In all honesty, only my closest friends and family know about my ITP and it’s not something I typically talk about. Why? Maybe because a part of me was in a denial, maybe a part of me was hoping it would go away, and maybe because a part of me was really pissed off because I eat better than most people I know, exercise regularly and do all the “right things” to be healthy.
Celiac is hard. My whole life has changed because of it, everything from traveling to social events to even the cosmetics I buy. But, now I’m used to it and have it down, that it doesn’t stop me one bit from living a great life! I’m the type of person that when I put my mind to something I’m 100% in. So, when I found I had to change my diet for celiac… I did and then some. No cheating, no chances for cross-contamination… I just do what I have to in order to be healthy and I’m good with that.
ITP is scary (at least for me right now). No diet change or anything else I can do can increase my platelet count naturally. Every time I get my blood checked I just hope and pray for good numbers. With ITP there is a window where no treatment is necessary, however, you still experience some symptoms. That’s where I currently am, and am grateful that my platelets are high enough where I don’t need medical intervention. What are my symptoms? Mainly fatigue and I bruise easily. For those with ITP that their platelets drop dangerously low there are treatments, however, like all autoimmune diseases there is no cure.
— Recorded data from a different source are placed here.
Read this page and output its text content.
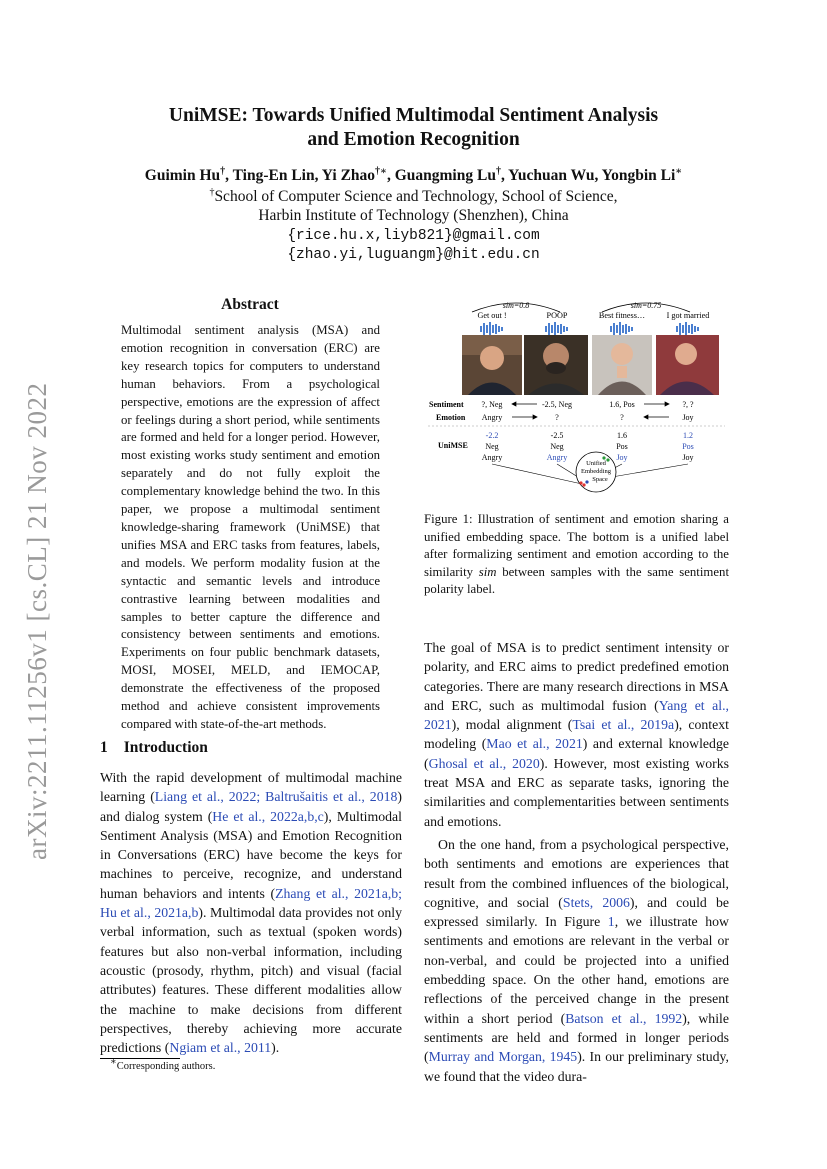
arXiv:2211.11256v1 [cs.CL] 21 Nov 2022
UniMSE: Towards Unified Multimodal Sentiment Analysis
and Emotion Recognition
Guimin Hu†, Ting-En Lin, Yi Zhao†∗, Guangming Lu†, Yuchuan Wu, Yongbin Li∗
†School of Computer Science and Technology, School of Science,
Harbin Institute of Technology (Shenzhen), China
{rice.hu.x,liyb821}@gmail.com
{zhao.yi,luguangm}@hit.edu.cn
Abstract
Multimodal sentiment analysis (MSA) and emotion recognition in conversation (ERC) are key research topics for computers to understand human behaviors. From a psychological perspective, emotions are the expression of affect or feelings during a short period, while sentiments are formed and held for a longer period. However, most existing works study sentiment and emotion separately and do not fully exploit the complementary knowledge behind the two. In this paper, we propose a multimodal sentiment knowledge-sharing framework (UniMSE) that unifies MSA and ERC tasks from features, labels, and models. We perform modality fusion at the syntactic and semantic levels and introduce contrastive learning between modalities and samples to better capture the difference and consistency between sentiments and emotions. Experiments on four public benchmark datasets, MOSI, MOSEI, MELD, and IEMOCAP, demonstrate the effectiveness of the proposed method and achieve consistent improvements compared with state-of-the-art methods.
1 Introduction
With the rapid development of multimodal machine learning (Liang et al., 2022; Baltrušaitis et al., 2018) and dialog system (He et al., 2022a,b,c), Multimodal Sentiment Analysis (MSA) and Emotion Recognition in Conversations (ERC) have become the keys for machines to perceive, recognize, and understand human behaviors and intents (Zhang et al., 2021a,b; Hu et al., 2021a,b). Multimodal data provides not only verbal information, such as textual (spoken words) features but also non-verbal information, including acoustic (prosody, rhythm, pitch) and visual (facial attributes) features. These different modalities allow the machine to make decisions from different perspectives, thereby achieving more accurate predictions (Ngiam et al., 2011).
∗Corresponding authors.
sim=0.8	sim=0.75
Get out !	POOP	Best fitness…	I got married
Sentiment
Emotion
?, Neg	-2.5, Neg	1.6, Pos	?, ?
Angry	?	?	Joy
UniMSE
-2.2	-2.5	1.6	1.2
Neg	Neg	Pos	Pos
Angry	Angry	Joy	Joy
Unified
Embedding
Space
Figure 1: Illustration of sentiment and emotion sharing a unified embedding space. The bottom is a unified label after formalizing sentiment and emotion according to the similarity sim between samples with the same sentiment polarity label.

The goal of MSA is to predict sentiment intensity or polarity, and ERC aims to predict predefined emotion categories. There are many research directions in MSA and ERC, such as multimodal fusion (Yang et al., 2021), modal alignment (Tsai et al., 2019a), context modeling (Mao et al., 2021) and external knowledge (Ghosal et al., 2020). However, most existing works treat MSA and ERC as separate tasks, ignoring the similarities and complementarities between sentiments and emotions.

On the one hand, from a psychological perspective, both sentiments and emotions are experiences that result from the combined influences of the biological, cognitive, and social (Stets, 2006), and could be expressed similarly. In Figure 1, we illustrate how sentiments and emotions are relevant in the verbal or non-verbal, and could be projected into a unified embedding space. On the other hand, emotions are reflections of the perceived change in the present within a short period (Batson et al., 1992), while sentiments are held and formed in longer periods (Murray and Morgan, 1945). In our preliminary study, we found that the video dura-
BUT, you know what? Today, I can say that I accept it and I’m ready to face it and anything else that comes my way! Life is tough, but … I’m tough too! I’ve always been a planner, a perfectionist, and your typical Virgo so all of these challenges I’ve been faced with only reminds me that there is no perfect plan in life. Some things have turned out differently than I thought, but it doesn’t mean my life still can’t be wonderful! I’m beyond blessed and just how I conquered celiac, I’m confident that ITP won’t hold me back either.
My hope is to help bring awareness towards ITP but also for anyone else that is struggling and feels like you’re doing everything right but can’t get a break, you’re not alone and I promise you’ll come out stronger than ever!
I have ITP too. Diagnosed when I was 12. I have had major issues early in my life but now I am doing great. Platelets seems to be in the normal range, when they actually get a count.
I was diagnosed with Celiacs when I was 64. Suffered all my life with it. AND I have had a Gastro since I was 7. But no one ever tested for it. However, like you I am doing great with my GF diet changes.
Thank you for posting. I love your info.
I don’t know anyone else with ITP so thank you for sharing your experience, Brenda!